Speaking at the official dedication ceremony, Mayor Bloomberg and former governors Mario Cuomo and David Paterson praised the late governor as someone willing to cross party lines to do what was best for New York.
"Hopefully people won't be stuck in traffic and curse his name, but if they do, I might point out that he and Lincoln--another great man with a tunnel--can look down and share a laugh," said Bloomberg. "Lincoln and Carey--Republican and Democrat--the president who saved the Union and the governor who saved the state."
Carey, who served as governor of New York between 1975 and 1982, is often credited with saving the city from bankruptcy in the 1970s. He also helped create Battery Park City, the Jacob K. Javits Center, and the South Street Seaport.
"Collaboration was his strength, and it's a lost art in Washington at this moment," lamented Cuomo. "They can't agree on anything. Carey--if we had Governor Carey now, he could've made a deal."

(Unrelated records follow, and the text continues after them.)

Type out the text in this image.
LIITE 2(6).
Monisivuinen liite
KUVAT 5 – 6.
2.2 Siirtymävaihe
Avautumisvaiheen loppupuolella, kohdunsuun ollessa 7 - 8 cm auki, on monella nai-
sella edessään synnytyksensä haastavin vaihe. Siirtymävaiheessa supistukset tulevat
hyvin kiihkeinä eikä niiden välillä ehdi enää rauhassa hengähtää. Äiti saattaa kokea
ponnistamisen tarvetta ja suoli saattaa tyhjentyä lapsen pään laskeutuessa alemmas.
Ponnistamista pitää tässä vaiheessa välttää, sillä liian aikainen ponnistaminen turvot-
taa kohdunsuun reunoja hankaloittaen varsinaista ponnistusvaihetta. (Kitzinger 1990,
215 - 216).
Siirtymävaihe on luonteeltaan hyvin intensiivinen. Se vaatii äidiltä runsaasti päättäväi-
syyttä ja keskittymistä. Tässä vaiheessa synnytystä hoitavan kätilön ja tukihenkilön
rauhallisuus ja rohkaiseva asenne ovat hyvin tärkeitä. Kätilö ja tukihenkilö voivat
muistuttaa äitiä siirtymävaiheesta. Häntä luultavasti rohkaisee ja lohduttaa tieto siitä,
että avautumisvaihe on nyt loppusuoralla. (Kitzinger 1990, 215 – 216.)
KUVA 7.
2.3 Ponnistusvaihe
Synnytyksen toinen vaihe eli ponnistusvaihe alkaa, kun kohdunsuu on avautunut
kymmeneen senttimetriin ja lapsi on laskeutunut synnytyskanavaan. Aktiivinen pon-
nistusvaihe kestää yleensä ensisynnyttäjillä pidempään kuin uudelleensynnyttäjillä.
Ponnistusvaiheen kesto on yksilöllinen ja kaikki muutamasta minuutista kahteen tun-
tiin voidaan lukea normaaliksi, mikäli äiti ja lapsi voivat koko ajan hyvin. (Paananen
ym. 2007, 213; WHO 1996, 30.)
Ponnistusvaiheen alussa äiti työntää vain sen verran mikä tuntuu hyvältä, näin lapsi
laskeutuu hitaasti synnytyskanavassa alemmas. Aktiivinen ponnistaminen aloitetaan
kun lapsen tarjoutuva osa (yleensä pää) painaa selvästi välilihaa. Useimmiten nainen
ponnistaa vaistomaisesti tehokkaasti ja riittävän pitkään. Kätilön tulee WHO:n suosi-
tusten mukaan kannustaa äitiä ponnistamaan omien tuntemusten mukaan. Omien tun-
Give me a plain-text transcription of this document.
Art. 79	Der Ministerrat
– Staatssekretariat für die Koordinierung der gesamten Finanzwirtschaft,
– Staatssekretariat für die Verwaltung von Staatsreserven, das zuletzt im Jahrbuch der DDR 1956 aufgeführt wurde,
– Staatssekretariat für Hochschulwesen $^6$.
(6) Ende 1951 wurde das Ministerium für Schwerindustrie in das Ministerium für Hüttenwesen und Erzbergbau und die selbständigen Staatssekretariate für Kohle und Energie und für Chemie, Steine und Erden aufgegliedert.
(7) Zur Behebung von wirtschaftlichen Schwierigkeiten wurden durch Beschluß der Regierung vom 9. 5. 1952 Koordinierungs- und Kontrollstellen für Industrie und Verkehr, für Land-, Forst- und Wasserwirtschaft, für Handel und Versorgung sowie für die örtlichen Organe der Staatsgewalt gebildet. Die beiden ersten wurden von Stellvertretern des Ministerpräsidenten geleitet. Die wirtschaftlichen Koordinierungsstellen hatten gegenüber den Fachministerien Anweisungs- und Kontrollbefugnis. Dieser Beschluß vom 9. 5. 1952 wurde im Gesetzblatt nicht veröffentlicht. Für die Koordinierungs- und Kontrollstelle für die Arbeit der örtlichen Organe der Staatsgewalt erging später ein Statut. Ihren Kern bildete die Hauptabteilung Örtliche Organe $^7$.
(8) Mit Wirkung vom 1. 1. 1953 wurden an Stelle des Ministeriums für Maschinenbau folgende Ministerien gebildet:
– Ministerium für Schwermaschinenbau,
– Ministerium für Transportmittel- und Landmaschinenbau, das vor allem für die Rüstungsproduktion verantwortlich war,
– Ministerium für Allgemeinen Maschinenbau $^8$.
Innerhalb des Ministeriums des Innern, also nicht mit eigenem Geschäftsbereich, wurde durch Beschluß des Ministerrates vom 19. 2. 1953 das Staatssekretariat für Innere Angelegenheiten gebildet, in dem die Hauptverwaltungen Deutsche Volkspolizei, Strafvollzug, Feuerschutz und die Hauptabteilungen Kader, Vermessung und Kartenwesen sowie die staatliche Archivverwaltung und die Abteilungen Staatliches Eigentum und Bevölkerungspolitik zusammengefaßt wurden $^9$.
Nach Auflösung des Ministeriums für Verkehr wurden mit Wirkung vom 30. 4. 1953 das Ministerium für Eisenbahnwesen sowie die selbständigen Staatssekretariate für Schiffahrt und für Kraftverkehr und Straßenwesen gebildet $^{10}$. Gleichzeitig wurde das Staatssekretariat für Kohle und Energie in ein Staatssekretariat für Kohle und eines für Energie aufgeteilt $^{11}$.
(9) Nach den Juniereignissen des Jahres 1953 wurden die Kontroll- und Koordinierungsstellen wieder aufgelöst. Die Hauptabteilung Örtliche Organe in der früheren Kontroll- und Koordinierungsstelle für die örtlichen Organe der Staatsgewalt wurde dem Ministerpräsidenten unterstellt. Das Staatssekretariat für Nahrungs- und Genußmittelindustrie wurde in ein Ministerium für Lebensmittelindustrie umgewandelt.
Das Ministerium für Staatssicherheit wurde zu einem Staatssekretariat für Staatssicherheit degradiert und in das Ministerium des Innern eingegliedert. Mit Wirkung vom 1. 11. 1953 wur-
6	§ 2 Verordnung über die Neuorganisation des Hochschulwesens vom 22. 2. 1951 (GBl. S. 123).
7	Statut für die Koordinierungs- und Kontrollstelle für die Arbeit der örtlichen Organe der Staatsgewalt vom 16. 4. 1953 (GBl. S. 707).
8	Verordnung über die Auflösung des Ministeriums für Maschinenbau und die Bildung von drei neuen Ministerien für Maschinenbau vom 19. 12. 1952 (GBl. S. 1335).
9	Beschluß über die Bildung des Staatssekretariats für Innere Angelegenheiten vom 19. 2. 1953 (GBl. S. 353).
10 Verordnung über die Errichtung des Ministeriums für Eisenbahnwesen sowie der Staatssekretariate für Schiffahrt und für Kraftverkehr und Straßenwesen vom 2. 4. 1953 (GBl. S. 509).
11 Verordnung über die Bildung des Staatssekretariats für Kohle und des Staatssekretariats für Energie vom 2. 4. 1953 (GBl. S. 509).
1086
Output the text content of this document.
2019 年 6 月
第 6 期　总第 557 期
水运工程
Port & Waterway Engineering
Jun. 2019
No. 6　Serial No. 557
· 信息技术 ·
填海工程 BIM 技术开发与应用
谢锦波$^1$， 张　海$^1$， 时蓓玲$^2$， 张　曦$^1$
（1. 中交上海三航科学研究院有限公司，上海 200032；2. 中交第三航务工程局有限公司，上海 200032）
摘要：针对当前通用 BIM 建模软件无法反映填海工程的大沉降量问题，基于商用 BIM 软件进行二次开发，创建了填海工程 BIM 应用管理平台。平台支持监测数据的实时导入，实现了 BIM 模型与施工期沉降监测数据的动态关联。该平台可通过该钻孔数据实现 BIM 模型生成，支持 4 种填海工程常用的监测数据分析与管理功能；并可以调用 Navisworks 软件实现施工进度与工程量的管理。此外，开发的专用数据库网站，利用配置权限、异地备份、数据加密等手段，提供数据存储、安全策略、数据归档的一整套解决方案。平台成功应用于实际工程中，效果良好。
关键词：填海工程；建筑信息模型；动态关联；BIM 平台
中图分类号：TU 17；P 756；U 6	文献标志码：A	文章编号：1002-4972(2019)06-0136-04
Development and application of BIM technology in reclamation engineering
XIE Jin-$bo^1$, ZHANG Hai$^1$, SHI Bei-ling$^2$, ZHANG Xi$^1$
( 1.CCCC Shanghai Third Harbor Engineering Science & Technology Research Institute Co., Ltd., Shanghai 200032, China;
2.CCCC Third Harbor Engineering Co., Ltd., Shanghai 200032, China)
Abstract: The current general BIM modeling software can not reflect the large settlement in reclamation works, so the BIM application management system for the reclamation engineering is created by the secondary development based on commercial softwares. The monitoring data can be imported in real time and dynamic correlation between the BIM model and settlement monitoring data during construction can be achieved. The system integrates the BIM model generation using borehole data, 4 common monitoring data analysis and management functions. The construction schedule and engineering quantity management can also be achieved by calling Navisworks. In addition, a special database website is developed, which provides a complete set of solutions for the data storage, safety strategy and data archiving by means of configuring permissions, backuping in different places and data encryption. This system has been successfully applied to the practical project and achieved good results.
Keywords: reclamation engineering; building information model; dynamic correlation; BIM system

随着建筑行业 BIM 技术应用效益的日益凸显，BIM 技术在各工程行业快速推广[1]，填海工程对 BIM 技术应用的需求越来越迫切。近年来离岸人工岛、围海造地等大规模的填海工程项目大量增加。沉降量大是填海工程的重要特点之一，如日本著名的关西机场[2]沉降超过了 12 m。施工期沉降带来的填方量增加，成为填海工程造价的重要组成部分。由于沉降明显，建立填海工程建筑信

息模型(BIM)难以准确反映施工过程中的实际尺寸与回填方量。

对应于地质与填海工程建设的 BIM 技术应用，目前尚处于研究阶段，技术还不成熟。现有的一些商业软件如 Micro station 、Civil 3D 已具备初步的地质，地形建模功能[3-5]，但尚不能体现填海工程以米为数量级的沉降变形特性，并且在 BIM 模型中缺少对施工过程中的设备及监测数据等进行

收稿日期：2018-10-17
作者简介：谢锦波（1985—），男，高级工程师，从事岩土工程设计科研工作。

"I think he's an inspiration to all of us," said Paterson," because in this time of political expediency, he did what was right and did not worry about the consequences for himself."
Carey, a Brooklyn native, died last year at age 92.
Nearly 16.6 million vehicles used the 1.7 mile-long tunnel in 2011. It's the latest piece of the city's transportation infrastructure to be renamed for a former politician. In 2010, the Queensboro Bridge was renamed in honor of former mayor Ed Koch, and in 2008, the Triborough Bridge became the RFK Bridge.